The example shows an automated remediation workflow that performs host-level changes and log cleanup based on diagnostics, then calls that remediation path directly, without an explicit approval or dry-run step.

User impactIf followed or adapted by an agent, this could change a production host, remove older logs, or affect system behavior during an incident without a clear confirmation checkpoint.
RecommendationRequire explicit human approval before remediation, add a dry-run mode, limit actions to approved hosts/services, log all actions, and separate diagnosis from mutation by default.
Agentic Supply Chain Vulnerabilities
SeverityMediumConfidenceHighStatusNote
SKILL.md
kubectl run debug --image=nicolaka/netshoot -it --rm

The Kubernetes debugging guidance runs an external container image by tag rather than an approved or digest-pinned image.

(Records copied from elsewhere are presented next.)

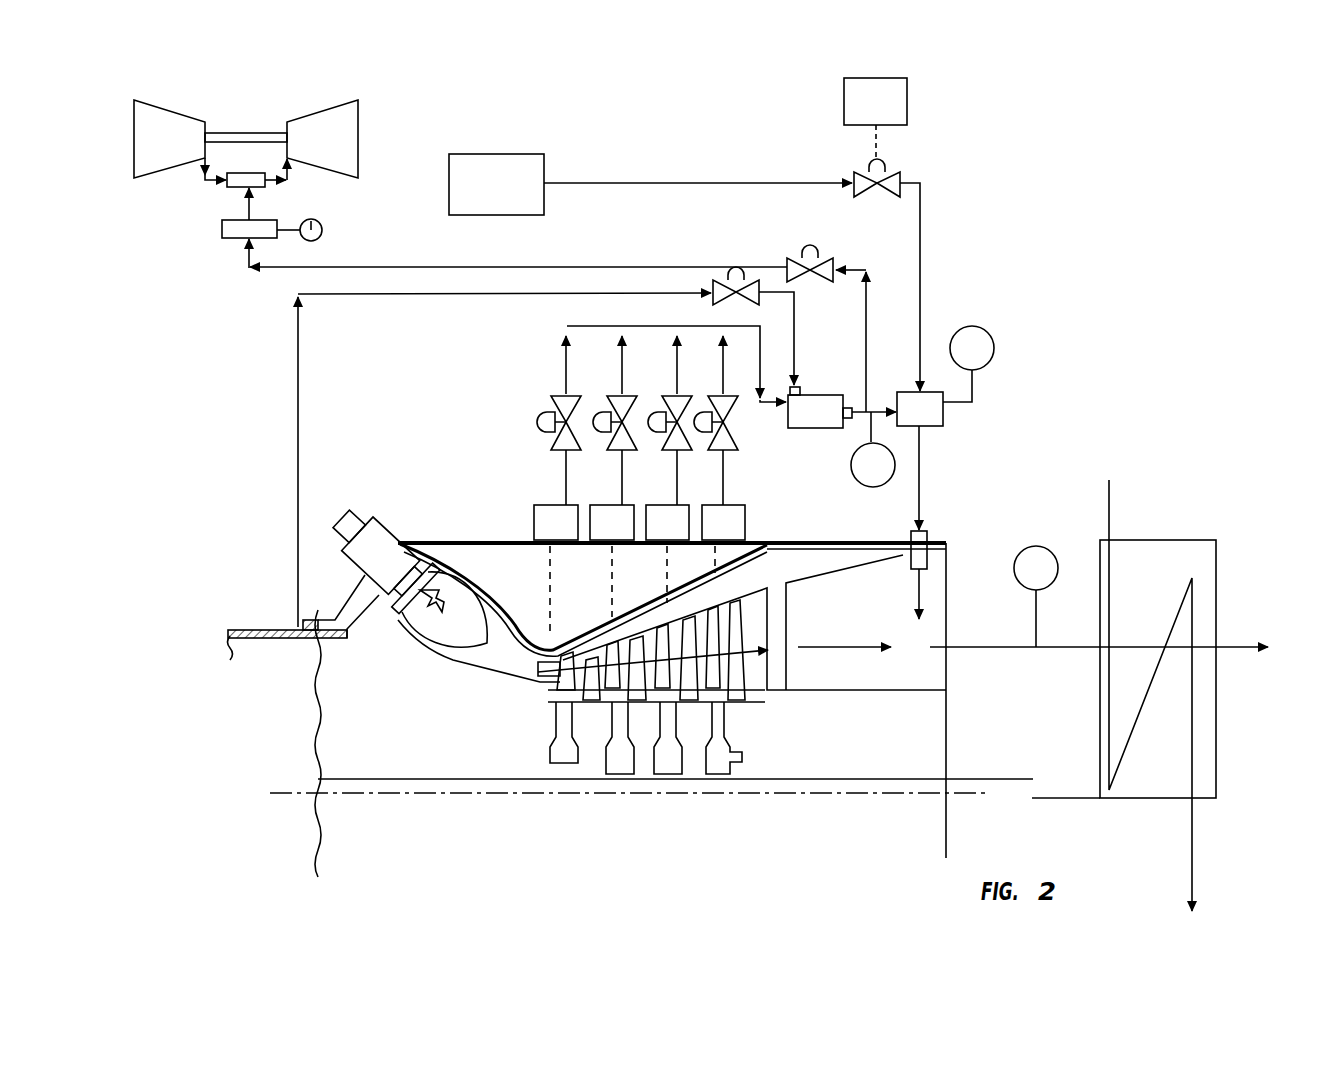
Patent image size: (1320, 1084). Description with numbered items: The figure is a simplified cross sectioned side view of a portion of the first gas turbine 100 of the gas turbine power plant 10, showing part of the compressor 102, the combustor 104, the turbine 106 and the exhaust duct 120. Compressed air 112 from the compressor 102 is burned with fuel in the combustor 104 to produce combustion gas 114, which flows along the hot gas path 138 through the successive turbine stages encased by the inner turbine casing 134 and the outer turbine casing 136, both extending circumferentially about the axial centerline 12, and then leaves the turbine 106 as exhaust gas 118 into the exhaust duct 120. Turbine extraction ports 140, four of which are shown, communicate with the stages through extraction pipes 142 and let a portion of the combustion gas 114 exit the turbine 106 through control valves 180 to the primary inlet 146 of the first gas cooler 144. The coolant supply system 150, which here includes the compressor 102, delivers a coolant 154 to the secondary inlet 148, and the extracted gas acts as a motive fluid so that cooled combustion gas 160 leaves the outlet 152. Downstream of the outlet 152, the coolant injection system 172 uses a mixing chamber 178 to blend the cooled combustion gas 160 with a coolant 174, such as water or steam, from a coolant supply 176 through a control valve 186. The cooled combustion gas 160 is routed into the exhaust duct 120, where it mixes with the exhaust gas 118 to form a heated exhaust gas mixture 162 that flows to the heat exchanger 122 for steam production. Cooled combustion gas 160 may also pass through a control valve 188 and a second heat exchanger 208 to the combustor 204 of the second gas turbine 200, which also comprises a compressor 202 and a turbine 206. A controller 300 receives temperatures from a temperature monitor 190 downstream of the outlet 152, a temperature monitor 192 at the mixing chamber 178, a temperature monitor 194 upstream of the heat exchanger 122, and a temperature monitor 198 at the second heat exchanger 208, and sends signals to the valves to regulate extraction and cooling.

The gas turbine power plant 10 is at (1053, 238).
The axial centerline 12 is at (407, 795).
The first gas turbine 100 is at (478, 386).
The compressor 102 is at (254, 630).
The combustor 104 is at (372, 545).
The turbine 106 is at (490, 800).
The compressed air 112 is at (806, 338).
The combustion gas 114 is at (645, 326).
The exhaust gas 118 is at (832, 647).
The exhaust duct 120 is at (814, 800).
The heat exchanger 122 is at (1170, 540).
The inner turbine casing 134 is at (480, 568).
The outer turbine casing 136 is at (428, 543).
The hot gas path 138 is at (664, 650).
The turbine extraction ports 140 is at (548, 505).
The extraction pipes 142 is at (515, 547).
The first gas cooler 144 is at (799, 425).
The primary inlet 146 is at (783, 406).
The secondary inlet 148 is at (801, 389).
The coolant supply system 150 is at (268, 471).
The outlet 152 is at (850, 420).
The coolant 154 is at (818, 322).
The cooled combustion gas 160 is at (253, 212).
The heated exhaust gas mixture 162 is at (978, 648).
The coolant injection system 172 is at (928, 236).
The coolant 174 is at (683, 182).
The coolant supply 176 is at (480, 197).
The mixing chamber 178 is at (905, 421).
The control valves 180 is at (545, 410).
The control valve 186 is at (902, 172).
The control valve 188 is at (835, 256).
The temperature monitor 190 is at (858, 476).
The temperature monitor 192 is at (957, 359).
The temperature monitor 194 is at (1021, 579).
The temperature monitor 198 is at (323, 223).
The second gas turbine 200 is at (236, 112).
The compressor 202 is at (176, 104).
The combustor 204 is at (227, 184).
The turbine 206 is at (340, 103).
The second heat exchanger 208 is at (222, 231).
The controller 300 is at (860, 115).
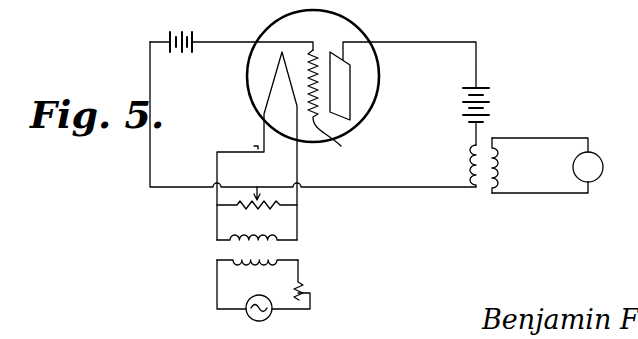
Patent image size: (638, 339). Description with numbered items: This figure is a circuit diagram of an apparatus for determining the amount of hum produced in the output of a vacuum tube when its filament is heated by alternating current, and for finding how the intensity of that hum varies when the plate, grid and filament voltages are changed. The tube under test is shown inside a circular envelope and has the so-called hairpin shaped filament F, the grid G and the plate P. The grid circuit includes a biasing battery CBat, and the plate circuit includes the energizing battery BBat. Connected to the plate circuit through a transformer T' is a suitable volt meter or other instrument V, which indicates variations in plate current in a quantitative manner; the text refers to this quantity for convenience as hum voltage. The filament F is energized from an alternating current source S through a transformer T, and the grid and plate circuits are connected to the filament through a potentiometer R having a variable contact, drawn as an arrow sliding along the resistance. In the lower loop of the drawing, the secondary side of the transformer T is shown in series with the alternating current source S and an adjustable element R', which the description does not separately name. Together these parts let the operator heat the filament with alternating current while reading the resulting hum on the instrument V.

The biasing battery CBat is at (183, 26).
The hairpin shaped filament F is at (276, 72).
The grid G is at (333, 105).
The plate P is at (342, 74).
The energizing battery BBat is at (505, 111).
The transformer T' is at (488, 179).
The volt meter V is at (547, 165).
The potentiometer R is at (268, 205).
The transformer T is at (277, 250).
The rheostat R' is at (323, 280).
The alternating current source S is at (268, 318).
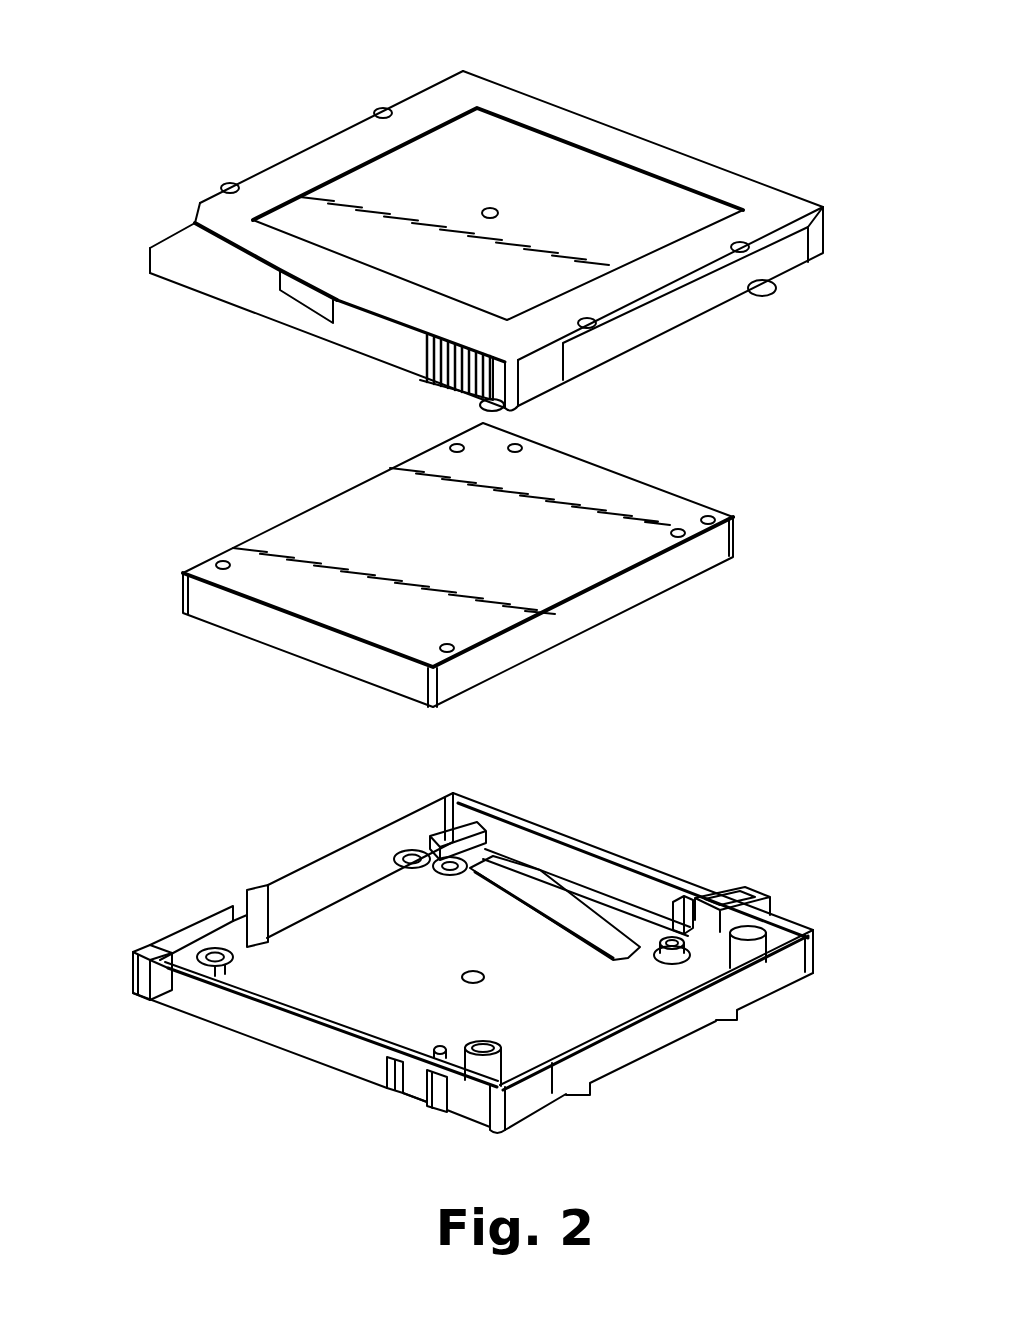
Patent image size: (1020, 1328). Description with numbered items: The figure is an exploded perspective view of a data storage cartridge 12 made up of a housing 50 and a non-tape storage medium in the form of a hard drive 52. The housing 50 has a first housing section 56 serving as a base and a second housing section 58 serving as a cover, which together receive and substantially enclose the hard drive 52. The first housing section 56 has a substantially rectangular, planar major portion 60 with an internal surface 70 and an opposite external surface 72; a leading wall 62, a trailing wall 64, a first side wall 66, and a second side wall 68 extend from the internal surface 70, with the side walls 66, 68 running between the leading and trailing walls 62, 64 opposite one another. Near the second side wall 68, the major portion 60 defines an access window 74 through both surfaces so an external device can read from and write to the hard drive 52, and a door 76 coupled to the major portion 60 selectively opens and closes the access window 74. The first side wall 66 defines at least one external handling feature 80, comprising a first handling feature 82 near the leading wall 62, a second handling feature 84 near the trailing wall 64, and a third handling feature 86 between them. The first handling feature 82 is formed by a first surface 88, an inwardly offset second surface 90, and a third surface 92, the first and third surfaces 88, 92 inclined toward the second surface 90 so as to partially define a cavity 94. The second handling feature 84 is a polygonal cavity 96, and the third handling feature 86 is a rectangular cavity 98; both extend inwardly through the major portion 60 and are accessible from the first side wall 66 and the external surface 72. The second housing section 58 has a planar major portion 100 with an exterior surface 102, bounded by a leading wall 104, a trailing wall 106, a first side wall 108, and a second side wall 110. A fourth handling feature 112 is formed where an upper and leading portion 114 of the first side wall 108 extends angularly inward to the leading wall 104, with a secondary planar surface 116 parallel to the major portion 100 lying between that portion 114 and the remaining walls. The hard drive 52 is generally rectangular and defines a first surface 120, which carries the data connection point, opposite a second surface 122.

User impactRunning an unpinned public debug image in a cluster can introduce unreviewed tooling into a sensitive production environment.
RecommendationUse an organization-approved debug image, pin it by digest, and confirm the target namespace and permissions before launching it.
Permission boundary

Checks whether tool use, credentials, dependencies, identity, account access, or inter-agent boundaries are broader than the stated purpose.

Identity and Privilege Abuse
SeverityHighConfidenceHighStatusConcern
SKILL.md
-l "ssh server1 'tail -f /var/log/app.log'" ... kubectl exec -it $POD_NAME -- /bin/bash ... kubectl rollout undo deployment/$DEPLOYMENT --to-revision=2

The skill documents use of existing SSH and Kubernetes authority, including interactive pod access and deployment rollback, while the registry metadata declares no credentials, config paths, or scope limits.

User impactAn agent using the user's existing production credentials could access hosts or clusters and make deployment changes beyond what the user expected.
RecommendationDeclare the expected credential sources, restrict use to user-specified hosts/clusters/namespaces, and require confirmation before any command that mutates production systems.